Yıllardır gündemden düşmeyen Ermeni meselesinin üç önemli boyutunu Dışişleri Bakanı Ahmet Davutoğlu’na sorduk. İşte sorularımız ve Bakanın cevapları:
Her yıl olduğu gibi yine bu sene de “ABD Kongresi Ermeni soykırımı iddialarını kabul edecek mi?” kaygısı yaşadık. Aynı gerilimi dünyanın başka ülkeleriyle de sık sık yaşıyoruz. Türkiye hep bu kaygıyla mı yola devam edecek? Bu konuda kendi tezlerimizi dünyaya anlatma ve dünya kamuoyunu ikna edecek kampanyalar düzenleme hususunda niye başarılı olamıyoruz? Niçin kendimizi, büyük paralar ödediğimiz, ama rüzgâra göre yön değiştirebilen birtakım lobilere mahkûm ediyoruz? Bu durumu değiştirmeye yönelik ne gibi çalışmalarımız var?

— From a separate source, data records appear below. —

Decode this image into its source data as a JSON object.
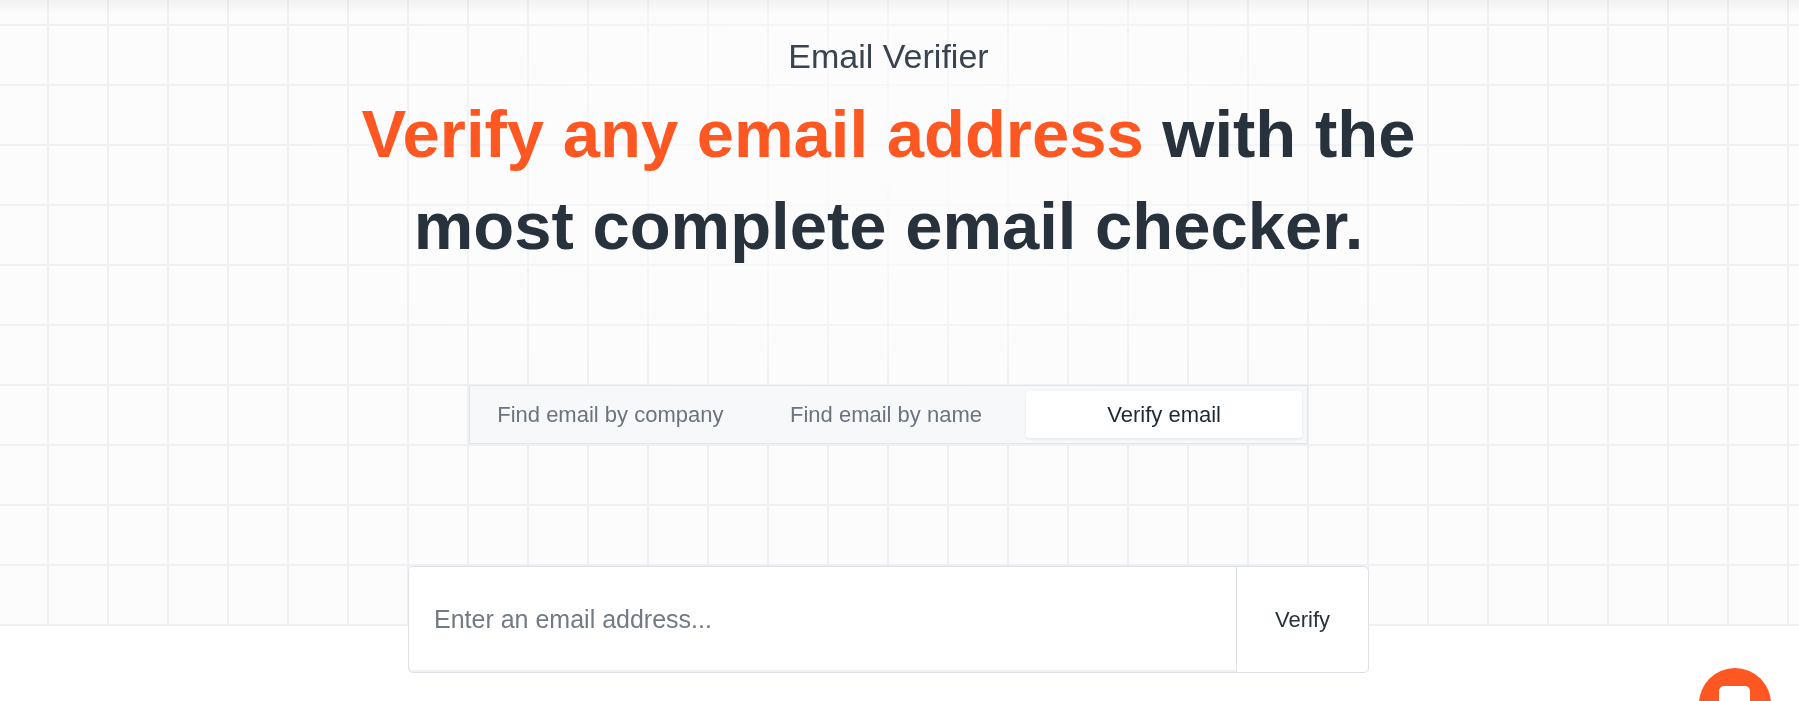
{
  "header": {
    "eyebrow": "Email Verifier",
    "headline": {
      "highlight": "Verify any email address",
      "rest": "with the most complete email checker."
    }
  },
  "tabs": [
    {
      "label": "Find email by company",
      "selected": false
    },
    {
      "label": "Find email by name",
      "selected": false
    },
    {
      "label": "Verify email",
      "selected": true
    }
  ],
  "form": {
    "placeholder": "Enter an email address...",
    "button": "Verify"
  }
}
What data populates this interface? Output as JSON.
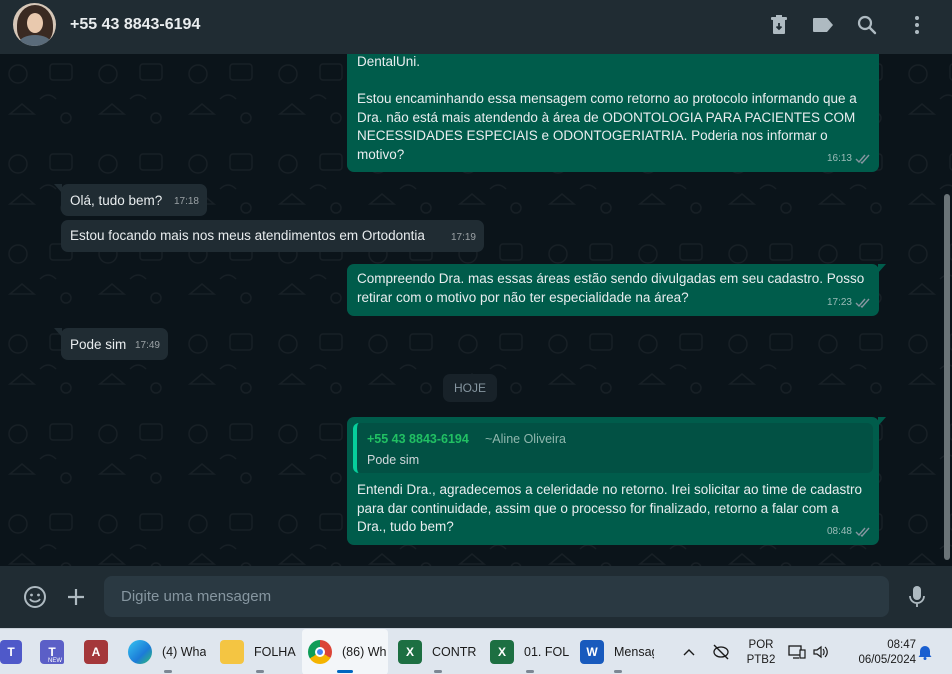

1915’e ilişkin Ermeni iddialarının çeşitli parlamentolara taşınmasının işaret ettiği başlıca gerçeklerden biri, bu iddialar üzerinde hukuki ve bilimsel/tarihsel uzlaşı olmaması, dolayısıyla iddiaların siyasi etkilere açık parlamentolar nezdinde ele alınmasının daha kolay bir yöntem olarak görülüyor olmasıdır. Bu, ABD’deki durum için de geçerlidir. Parlamentoların tartışmalı tarihi olaylar konusunda, üstelik soykırım gibi çok ciddi bir suç hakkında kararlar alması, hukuken de, siyaseten de sorunludur. Çeşitli lobi dinamiklerini, iç siyaset hesaplarını bir yana bırakalım; esasen ABD veya başka ülkelerdeki iyi niyetli parlamenterlerin, tarihte acılar yaşamış bir millete yönelik duyguları anlaşılır bir şeydir. Ancak, bu tür şefkatli yaklaşımları eksik ve hatalı bir bilgi temeline dayanarak ortaya koyarsanız, seçici davranmış olursunuz; bir haksızlığa dikkat çekeyim derken, başka bir haksızlığa sebep olursunuz. Gerçeğin tam anlamıyla anlaşılması çabalarını da zorlaştırır, bir tarafın söylemini başkalarına empoze etme durumuna düşersiniz. Türklerin acılarının, kayıplarının göz ardı edilmesi bilimsel olarak da, ahlaken de önemli bir eksikliktir. Üstelik, parlamentoları mahkemelerin yerine koyup hüküm verdirmek, tarihçilerin yerine koyup tarih yazmaya yöneltmek doğru bir yol değildir. Çeşitli parlamentoların Ermeni tarafının görüşlerini destekleyen kararlar almasının sağlanması tarihin hakikaten Ermenilerin okuduğu, Ermeni ulusal hafızasında şekillendiği gibi gerçekleştiği anlamına gelmez. Ancak bu tür kararlar, Ermenistan’la kurmaya çalıştığımız olumlu ilişkilere zarar verir, tüm Güney Kafkasya’da aradığımız istikrar ve uzlaşı ortamının gerçekleşmesini geciktirir. Ve tabii, bu tür tek taraflı kararlar ve açıklamalar, bizim kendi tarihimize ilişkin hafızamızı hiçe sayan, tarihsel kimliğimize saldıran tasarruflardır. Dolayısıyla bunlarla mücadele etmeye devam edeceğiz. Ancak, sorunun özüne eğilerek, adil, kalıcı bir çözüm için çabalarımızı da yılmadan sürdüreceğiz.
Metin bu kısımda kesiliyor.